Quando você faz uma refeição com alto teor de colesterol, o colesterol que é absorvido pelo intestino é embalado em quilomícrons (e não em partículas de LDL), junto com os ácidos graxos da comida.
Os quilomícrons são então liberados na corrente sanguínea e liberam os ácidos graxos que você acabou de ingerir para os tecidos (músculos e gordura). Os remanescentes de quilomícrons - que incluemtodoo colesterol alimentar absorvido - são levados ao fígado para processamento. O colesterol da sua dieta, então, énãoentregue diretamente aos tecidos e énãoincorporados diretamente nas partículas de LDL.
Geralmente, os quilomícrons são completamente eliminados da corrente sanguínea dentro de uma ou duas horas após uma refeição. Esse é um dos motivos pelos quais você deve estar em jejum quando mede os níveis de lipídios no sangue - ninguém está interessado em medir o colesterol nos quilomícrons, já que o colesterol-quilomícrons não está associado a risco cardíaco.
O colesterol dietético pode, de fato, ter um impacto nos níveis de colesterol LDL, mas apenas indiretamente. É função do fígado sintetizar a quantidade "certa" de colesterol com base nas necessidades do corpo. (O colesterol administrado pelo fígado é carregado nas lipoproteínas e liberado na corrente sanguínea, onde eventualmente se torna colesterol LDL.) Portanto, se você comer muito colesterol, o fígado deve reduzir sua síntese de colesterol - e sua produção de colesterol LDL - para compensar.
Para reiterar, o colesterol da dieta não é entregue diretamente aos tecidos e não é embalado diretamente em partículas de LDL. O fígado - esse grande órgão regulador - é interposto entre o colesterol alimentar e o colesterol LDL, e uma de suas funções é ajustar sua produção de colesterol em resposta à dieta, a fim de manter os níveis de colesterol LDL na faixa normal.
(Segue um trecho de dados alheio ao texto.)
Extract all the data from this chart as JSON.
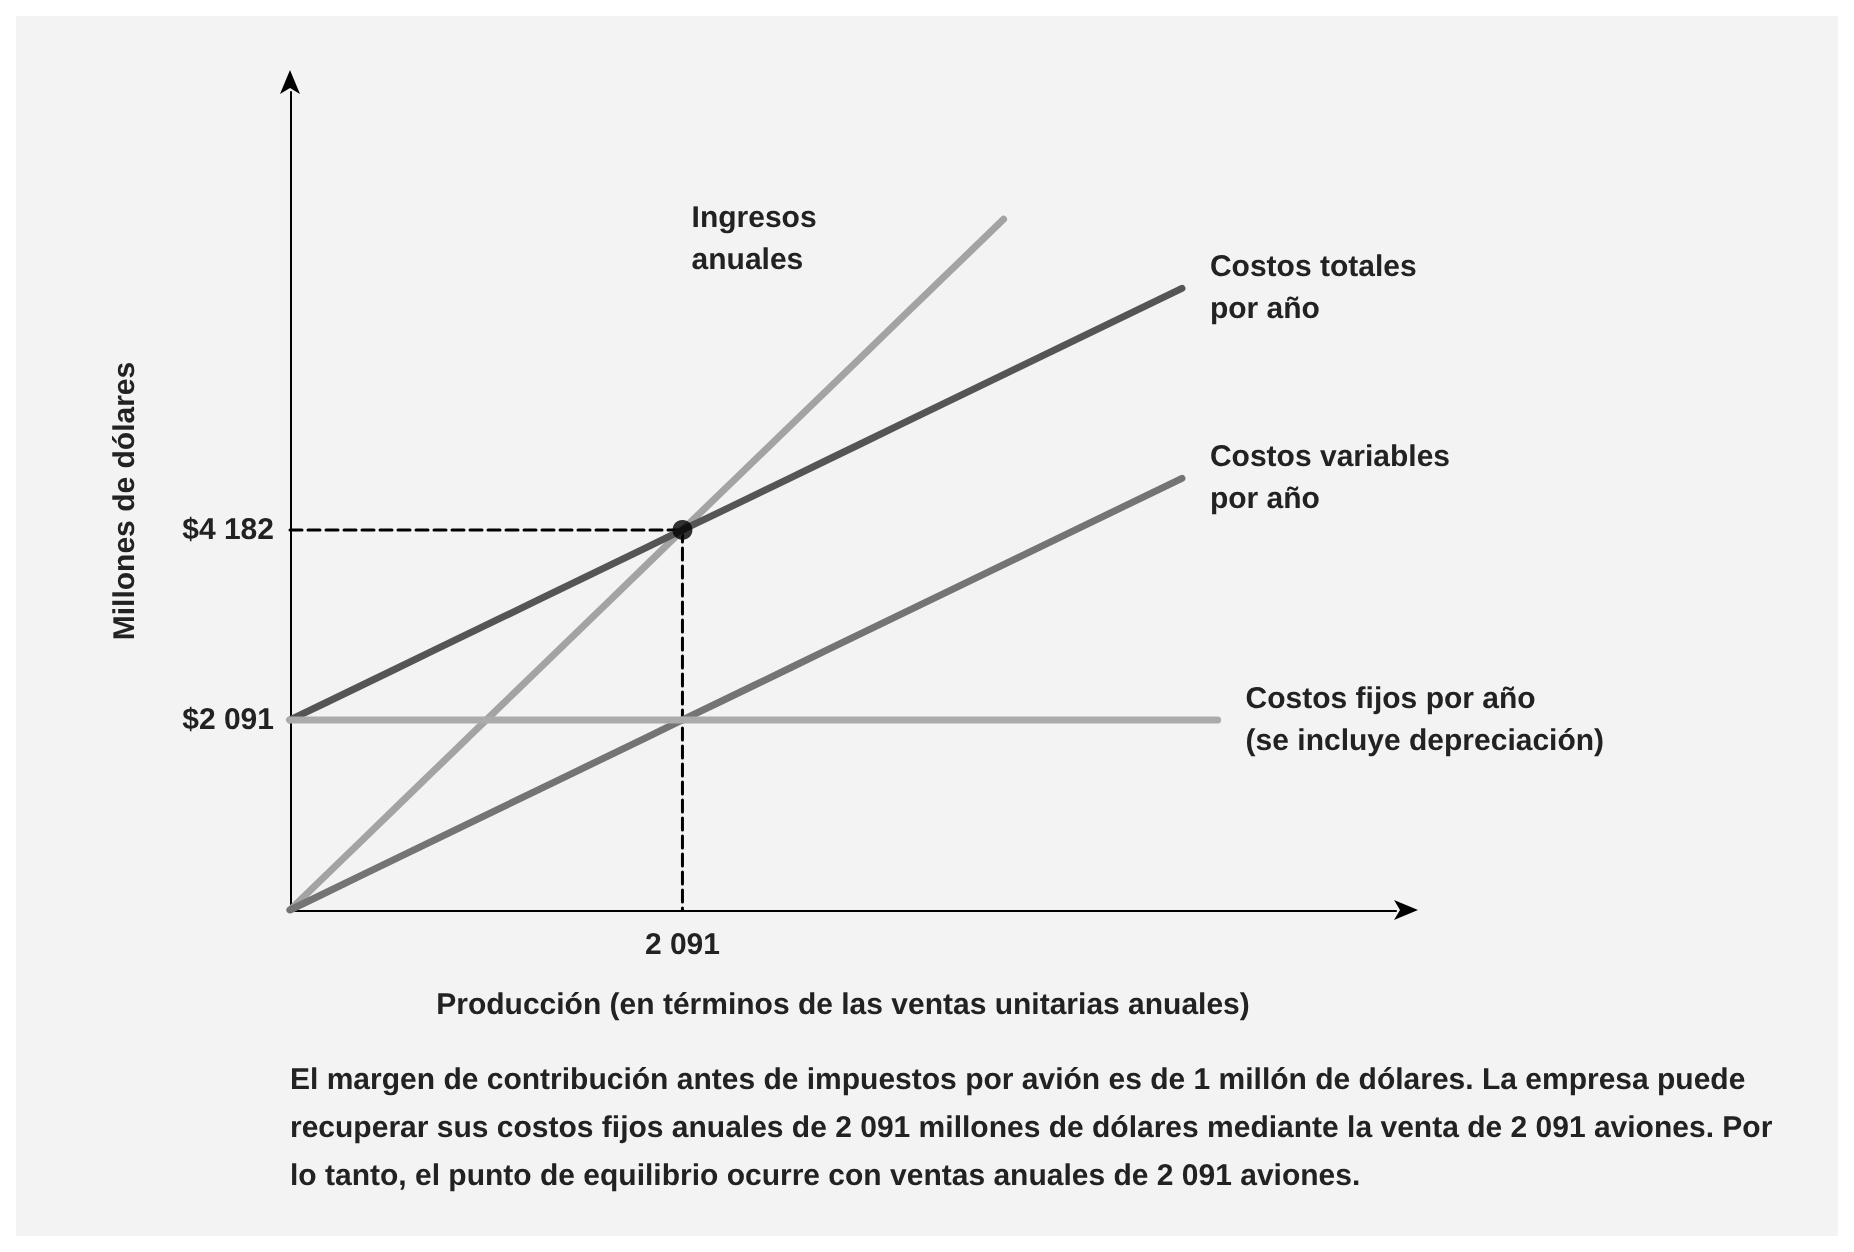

Portanto, não deve ser uma grande surpresa para os médicos que seguem a literatura médica e entendem o metabolismo do colesterol saber que o colesterol da dieta não desempenha um papel importante na determinação do risco cardiovascular.
Nós, amantes de ovos, gostaríamos de dar as boas-vindas ao painel dietético do governo no século 21.